Reinsurance News

Berkshire Hathaway P&C reinsurance returns to profit in 2021

26th February 2022 - Author: Steve Evans

The property and casualty reinsurance business of Warren Buffett-run holding company Berkshire Hathaway returned to profit in 2021, delivering positive income on the back of a 95.1% combined ratio, despite the impacts of $2.1 billion of major catastrophe losses.

berkshire-hathaway-reinsurance-logoA year ago, Berkshire Hathaway’s P&C reinsurance division, which includes Gen Re, fell to a -$799 million pre-tax underwriting loss for full-year 2020, largely driven by major catastrophes and pandemic losses, which drove an elevated combined ratio of 106.5%.

For full-year 2021, Warren Buffett’s P&C reinsurance division has fared much better, despite 2021 being another significant catastrophe loss year, one of the top-five.

The P&C reinsurance unit delivered a pre-tax underwriting profit of $667 million for 2021, as the loss ratio fell to just under 72% and the combined ratio came out at 95.1%.

Berkshire’s P&C reinsurance business was also expansive in 2021, with premiums written increasing by more than 6.4% to $14.15 billion.

Register for the Artemis ILS Asia 2024 conference

More notable though is the growth Warren Buffett’s P&C reinsurance division has achieved over the last two years, with premiums now 36% higher than they were in 2019.

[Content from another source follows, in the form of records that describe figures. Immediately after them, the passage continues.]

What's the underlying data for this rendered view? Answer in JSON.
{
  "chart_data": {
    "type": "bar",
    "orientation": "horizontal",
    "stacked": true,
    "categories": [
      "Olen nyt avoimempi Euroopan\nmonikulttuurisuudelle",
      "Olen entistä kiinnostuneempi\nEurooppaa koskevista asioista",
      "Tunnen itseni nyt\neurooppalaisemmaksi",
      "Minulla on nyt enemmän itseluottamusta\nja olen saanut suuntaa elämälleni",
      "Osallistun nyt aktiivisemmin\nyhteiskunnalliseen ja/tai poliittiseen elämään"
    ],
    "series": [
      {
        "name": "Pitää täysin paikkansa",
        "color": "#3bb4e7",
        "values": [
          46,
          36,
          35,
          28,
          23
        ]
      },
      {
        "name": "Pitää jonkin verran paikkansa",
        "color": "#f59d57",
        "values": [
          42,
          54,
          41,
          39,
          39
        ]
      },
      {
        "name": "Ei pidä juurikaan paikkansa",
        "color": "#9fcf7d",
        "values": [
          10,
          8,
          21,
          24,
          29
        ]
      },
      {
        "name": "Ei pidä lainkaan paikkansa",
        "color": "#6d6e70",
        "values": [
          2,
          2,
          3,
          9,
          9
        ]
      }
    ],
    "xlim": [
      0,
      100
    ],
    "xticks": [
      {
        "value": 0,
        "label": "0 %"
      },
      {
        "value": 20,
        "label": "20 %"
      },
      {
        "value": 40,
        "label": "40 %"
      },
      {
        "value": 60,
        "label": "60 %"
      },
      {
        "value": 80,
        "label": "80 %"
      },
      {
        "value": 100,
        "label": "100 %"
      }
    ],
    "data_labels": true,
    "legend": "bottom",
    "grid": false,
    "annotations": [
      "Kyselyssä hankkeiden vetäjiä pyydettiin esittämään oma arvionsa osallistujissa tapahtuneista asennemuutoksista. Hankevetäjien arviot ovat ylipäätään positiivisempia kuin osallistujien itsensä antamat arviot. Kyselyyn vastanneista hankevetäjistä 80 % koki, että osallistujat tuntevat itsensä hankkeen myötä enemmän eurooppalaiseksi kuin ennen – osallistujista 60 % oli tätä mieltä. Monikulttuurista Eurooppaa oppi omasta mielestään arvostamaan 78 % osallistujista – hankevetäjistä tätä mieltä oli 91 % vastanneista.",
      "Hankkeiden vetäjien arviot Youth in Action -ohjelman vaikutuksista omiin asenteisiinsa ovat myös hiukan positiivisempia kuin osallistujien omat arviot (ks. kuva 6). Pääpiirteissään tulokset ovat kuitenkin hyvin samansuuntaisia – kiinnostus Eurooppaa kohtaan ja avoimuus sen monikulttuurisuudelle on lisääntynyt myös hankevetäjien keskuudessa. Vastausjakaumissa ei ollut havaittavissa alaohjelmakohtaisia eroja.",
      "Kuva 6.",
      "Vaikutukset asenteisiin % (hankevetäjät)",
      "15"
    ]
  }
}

That’s a clear sign that Berkshire Hathaway has been able to take advantage of the hardening reinsurance market, which will help the division deliver much stronger profits in a normal catastrophe year.

The company reported that premium growth was primarily attributable to net new business, increased participations and improved prices on renewals, with property coverages the major source of growth.

Interestingly, Berkshire Hathaway’s P&C reinsurance unit benefited from significant reserve releases from prior years, with reductions in estimated ultimate liabilities for losses occurring in prior years amounting to $718 million.

On the life and health reinsurance side of the Berkshire Hathaway business, the pandemic continued to weigh in 2021.

The company has reported “significant increases in mortality in the U.S., South Africa, India and Latin America, attributable to the pandemic” which dented the life and health underwriting result.

In fact, the life and health reinsurance arm of Berkshire Hathaway fell to a -$421 million loss for the full-year 2021, due to the continued mortality effects of the Covid-19 pandemic.

On top of this, underwriting losses of -$782 million in the retroactive reinsurance segment and -$508 million in the periodic payment annuity business, dented the overall reinsurance result.

In fact, the Berkshire Hathaway Reinsurance Group overall result for 2021 was an underwriting loss of -$930 million, which was still much better than the prior year’s -$2.7 billion.

The GEICO auto insurance arm delivered a $1.259 billion underwriting profit and the Primary Group was profitable to the tune of $607 million, so reinsurance was the outlier with a loss.

Overall insurance and reinsurance net underwriting earnings reached $728 million for 2021, up from 2020’s $657 million.

Insurance investment income fell to $4.807 billion for the year 2021, down slightly from 2020’s $5.039 billion.

But the investment return alongside expansive growth in premiums drove a good uplift in Berkshire Hathaway’s all-important insurance float, which reached $147 billion at the end of 2021, up from $138 billion a year earlier, driving another increase to Warren Buffett’s investment firepower for 2022.